Malraux, il ladro di Banteay Srei

 

Erano gli inizi del secolo scorso e durante un ordinario servizio di pattuglia nella spopolata e boscosa provincia di Siem Reap, un sottoufficiale della polizia coloniale trovò un tempietto semisommerso dalla vegetazione a una trentina di chilometri da Angkor. Come era suo dovere, segnalò il fatto ai servizi archeologici ma si era nel 1914 e, con la guerra che infuriava in Europa, la cosa non ebbe seguito. Alcuni anni più tardi l’archeologo H.Parmentier vi fece un ispezione e scrisse un articolo su questo tempio, che era stato battezzato Banteay Srei, la Cittadella delle donne, in omaggio alle deliziose figure di divinità femminili raffigurate nei bassorilievi. 

Nel 1923, quell’articolo capitò fra le mani dell’allora giovane André Malraux che di soldi in tasca ne aveva pochi, ma di idee in testa ne aveva molte. Pensò forse, lui uomo di cultura, che era immorale lasciare quelle stupende sculture sommerse dalla selva in un luogo selvaggio, lontane dagli occhi di quanti avrebbero potuto apprezzarle. Decise quindi di andarle a recuperare anche perché qualche antiquario parigino gli aveva promesso un bel gruzzolo, si dice duecentomila franchi, se fosse riuscito a portarle nella Ville Lumière.

Malraux ingannò i funzionari del Ministero delle Colonie, spacciandosi per archeologo e riuscì a farsi accreditare presso l’Ecole Française d’Extreme-Orient. Giunse a Siem Reap con la moglie e un complice con il pretesto di condurre una campagna di scavi in siti ancora non esplorati.

Fu però piuttosto malaccorto e Henri Marchal, il capo dei servizi archeologici, gli mise alle costole un vecchio cambogiano che non parlava molto ma vedeva tutto. Il suo gioco fu subito scoperto, ma aspettarono di coglierlo con le mani nel sacco. Malraux segò le pietre e si portò via due frontoni e i bassorilievi delle stupende “dame celesti”.

Pensava di averla fatta franca ma quando arrivò a Phnom Penh con le casse che contenevano la refurtiva, trovò la polizia ad attenderlo e fu arrestato. Fu processato, riconosciuto colpevole e condannato a due anni e sei mesi di carcere, ricorse in appello e si diede alla latitanza scappando in Francia, dove suscitò una veemente campagna in favore del “diritto” dei popoli civili a conoscere – e incamerare – le opere del genio umano.
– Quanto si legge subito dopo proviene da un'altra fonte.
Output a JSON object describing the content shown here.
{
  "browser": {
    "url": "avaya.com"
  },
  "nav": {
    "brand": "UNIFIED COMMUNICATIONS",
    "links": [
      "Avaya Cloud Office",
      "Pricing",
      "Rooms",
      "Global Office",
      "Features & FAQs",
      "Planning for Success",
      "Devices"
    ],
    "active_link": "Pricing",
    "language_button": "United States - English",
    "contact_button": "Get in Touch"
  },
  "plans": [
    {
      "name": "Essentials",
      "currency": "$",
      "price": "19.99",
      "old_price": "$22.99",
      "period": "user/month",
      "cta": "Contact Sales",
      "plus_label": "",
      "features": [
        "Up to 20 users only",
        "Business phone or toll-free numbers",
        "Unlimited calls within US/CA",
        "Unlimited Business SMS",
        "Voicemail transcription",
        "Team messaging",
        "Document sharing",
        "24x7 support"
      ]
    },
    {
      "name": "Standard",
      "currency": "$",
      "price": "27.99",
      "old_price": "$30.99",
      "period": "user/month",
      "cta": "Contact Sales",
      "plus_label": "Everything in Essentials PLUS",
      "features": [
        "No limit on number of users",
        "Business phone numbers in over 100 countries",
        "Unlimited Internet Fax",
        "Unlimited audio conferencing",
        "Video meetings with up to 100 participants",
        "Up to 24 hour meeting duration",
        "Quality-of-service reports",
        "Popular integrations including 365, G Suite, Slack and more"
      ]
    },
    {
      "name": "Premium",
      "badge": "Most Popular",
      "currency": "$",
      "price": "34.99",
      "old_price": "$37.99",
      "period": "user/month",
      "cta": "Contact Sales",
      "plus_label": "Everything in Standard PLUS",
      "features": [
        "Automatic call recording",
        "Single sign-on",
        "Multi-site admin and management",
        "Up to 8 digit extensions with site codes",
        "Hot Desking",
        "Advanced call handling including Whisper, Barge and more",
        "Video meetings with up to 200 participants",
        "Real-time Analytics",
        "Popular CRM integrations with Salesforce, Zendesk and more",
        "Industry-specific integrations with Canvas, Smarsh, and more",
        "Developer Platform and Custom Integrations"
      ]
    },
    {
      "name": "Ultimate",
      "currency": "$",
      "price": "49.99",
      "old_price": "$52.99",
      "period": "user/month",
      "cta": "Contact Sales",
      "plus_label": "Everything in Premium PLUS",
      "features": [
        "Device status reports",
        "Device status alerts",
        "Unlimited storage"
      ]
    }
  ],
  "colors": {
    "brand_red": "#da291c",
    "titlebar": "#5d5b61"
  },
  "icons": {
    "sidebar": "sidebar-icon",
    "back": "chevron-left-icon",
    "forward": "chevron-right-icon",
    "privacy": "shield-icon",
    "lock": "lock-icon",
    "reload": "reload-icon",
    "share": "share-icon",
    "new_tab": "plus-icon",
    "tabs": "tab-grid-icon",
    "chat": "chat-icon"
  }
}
Nel 1926 il Tribunale di Phnom Penh lo condannò, in contumacia, a un anno di galera, con sentenza passata in giudicato. Non scontò mai la pena ma non ritornò mai più in Cambogia, neppure quando era diventato ministro della Cultura di De Gaulle. Il fatto ebbe grande risalto su tutta la stampa dell’epoca e le fotografie delle stupende dame di Banteay Srei occuparono le prime pagine dei giornali. Non si poteva farle ritornare fra le selve o seppellirle in un museo. Henri Marchal si prese l’incarico di ricostruire la loro reggia e ricollocarle nel luogo più degno. Fu il primo restauro eseguito con la tecnica dell’anastilosi e quando fu terminato nel 1932 tutti compresero che questo era il metodo di lavoro che doveva essere applicato in tutti i monumenti di Angkor.

Non contento di essere scampato alla galera, dandosi alla latitanza, Malraux tentò anche di nobilitare la sua “impresa” scrivendo, nel 1930, “La Voie royale” in cui è romanzata la vicenda del furto. Ricevette anche dei premi ma ogni attento lettore si può accorgere che, forse a corto di idee, Malraux ha plagiato Conrad, attingendo a piene mani da Heart of Darkness, il famoso “Cuore di tenebra”. Se non era riuscito a rubare le pietre, riuscì almeno a rubare le idee.